Table 3 describes a set of functions that operate on the bit-level representations of single-precision, floating-point numbers. Refer to the comments in bits.c and the reference versions in tests.c for more information.

Name Description Rating Max Ops
float_abs(x) Compute abs(x) 2 10
float_i2f(i) Convert integer i to floating point 4 30
float_times64(x) Compute 64x 4 35

Table 3: Floating-Point Functions.
The included program fshow helps you understand the structure of floating point numbers. To compile fshow, switch to the handout directory and type:

linux> make

You can use fshow to see how a bit pattern represents a floating-point number, using either a decimal or hex representation of the pattern:

linux> ./fshow 2080374784

Floating point value 2.658455992e+36
Bit Representation 0x7c000000, sign = 0, exponent = f8, fraction = 000000
Normalized. 1.0000000000 X 2ˆ(121)

linux> ./fshow 0x15213

Floating point value 1.212781782e-40
Bit Representation 0x00015213, sign = 0, exponent = 0x00, fraction = 0x015213
Denormalized. +0.0103172064 X 2ˆ(-126)

You can also give fshow floating-point values, and it will decipher their bit structure.

linux> ./fshow 15.213

Floating point value 15.2130003
Bit Representation 0x41736873, sign = 0, exponent = 0x82, fraction = 0x736873
Normalized. +1.9016250372 X 2ˆ(3)

Evaluation

Your score will be computed out of a maximum of 63 points based on the following distribution:

  • 35 Correctness of code.
  • 28 Performance of code, based on number of operators used in each function.

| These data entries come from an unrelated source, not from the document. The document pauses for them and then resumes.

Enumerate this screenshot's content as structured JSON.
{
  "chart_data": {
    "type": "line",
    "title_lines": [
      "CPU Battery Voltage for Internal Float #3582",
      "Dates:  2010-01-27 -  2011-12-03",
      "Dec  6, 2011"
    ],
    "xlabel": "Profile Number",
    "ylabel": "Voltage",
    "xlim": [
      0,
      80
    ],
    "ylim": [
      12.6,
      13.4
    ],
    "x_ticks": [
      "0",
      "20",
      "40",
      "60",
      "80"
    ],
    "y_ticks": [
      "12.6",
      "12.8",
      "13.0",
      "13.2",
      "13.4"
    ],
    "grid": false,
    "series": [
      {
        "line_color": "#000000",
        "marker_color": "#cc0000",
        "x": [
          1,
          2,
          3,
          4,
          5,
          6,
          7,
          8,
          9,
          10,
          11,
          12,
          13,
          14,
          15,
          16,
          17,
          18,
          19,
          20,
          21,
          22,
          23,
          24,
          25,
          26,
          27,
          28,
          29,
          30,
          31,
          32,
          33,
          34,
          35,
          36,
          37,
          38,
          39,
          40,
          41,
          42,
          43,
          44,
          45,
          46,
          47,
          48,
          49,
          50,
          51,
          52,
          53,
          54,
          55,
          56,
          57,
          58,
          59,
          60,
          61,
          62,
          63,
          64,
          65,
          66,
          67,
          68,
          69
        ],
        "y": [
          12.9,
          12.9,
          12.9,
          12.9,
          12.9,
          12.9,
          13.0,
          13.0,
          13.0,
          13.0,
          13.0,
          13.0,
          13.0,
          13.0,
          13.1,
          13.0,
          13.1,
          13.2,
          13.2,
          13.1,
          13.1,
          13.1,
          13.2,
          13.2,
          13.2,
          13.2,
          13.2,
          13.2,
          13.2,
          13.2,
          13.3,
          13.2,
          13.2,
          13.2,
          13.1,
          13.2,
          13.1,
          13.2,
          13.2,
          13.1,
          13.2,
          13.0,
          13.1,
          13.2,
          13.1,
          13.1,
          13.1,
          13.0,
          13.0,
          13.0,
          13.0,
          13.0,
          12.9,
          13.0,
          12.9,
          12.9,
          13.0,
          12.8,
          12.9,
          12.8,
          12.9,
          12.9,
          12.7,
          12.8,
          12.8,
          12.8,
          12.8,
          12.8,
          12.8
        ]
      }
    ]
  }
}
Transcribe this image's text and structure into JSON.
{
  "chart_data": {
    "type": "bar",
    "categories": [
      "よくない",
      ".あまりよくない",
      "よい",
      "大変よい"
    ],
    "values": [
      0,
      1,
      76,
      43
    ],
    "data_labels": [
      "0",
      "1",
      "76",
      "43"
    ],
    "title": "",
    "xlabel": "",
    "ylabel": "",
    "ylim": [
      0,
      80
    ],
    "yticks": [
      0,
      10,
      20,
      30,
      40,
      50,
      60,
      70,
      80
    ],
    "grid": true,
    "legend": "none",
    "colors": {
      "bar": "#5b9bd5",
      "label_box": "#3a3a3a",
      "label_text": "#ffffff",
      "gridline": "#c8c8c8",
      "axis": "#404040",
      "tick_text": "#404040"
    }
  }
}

Correctness points. The 14 puzzles you must solve have been given a difficulty rating between 1 and 4, such that their weighted sum totals to 35. We will use the the dlc compiler to check that your function follows the coding rules. We will use the BDD checker to verify that your function is correct. You will get full credit for a puzzle only if it follows all of the coding rules and it passes all of the tests performed by the BDD checker, and no credit otherwise.
Performance points. Our main concern at this point in the course is that you can get the right answer. However, we want to instill in you a sense of keeping things as short and simple as you can. Furthermore, some of the puzzles can be solved by brute force, but we want you to be more clever. Thus, for each function we’ve established a maximum number of operators that you are allowed to use for each function. This limit is very generous and is designed only to catch egregiously inefficient solutions. We will use the dlc compiler to verify that you’ve satisfied the operator limit. You will receive two points for each correct function that satisfies the operator limit.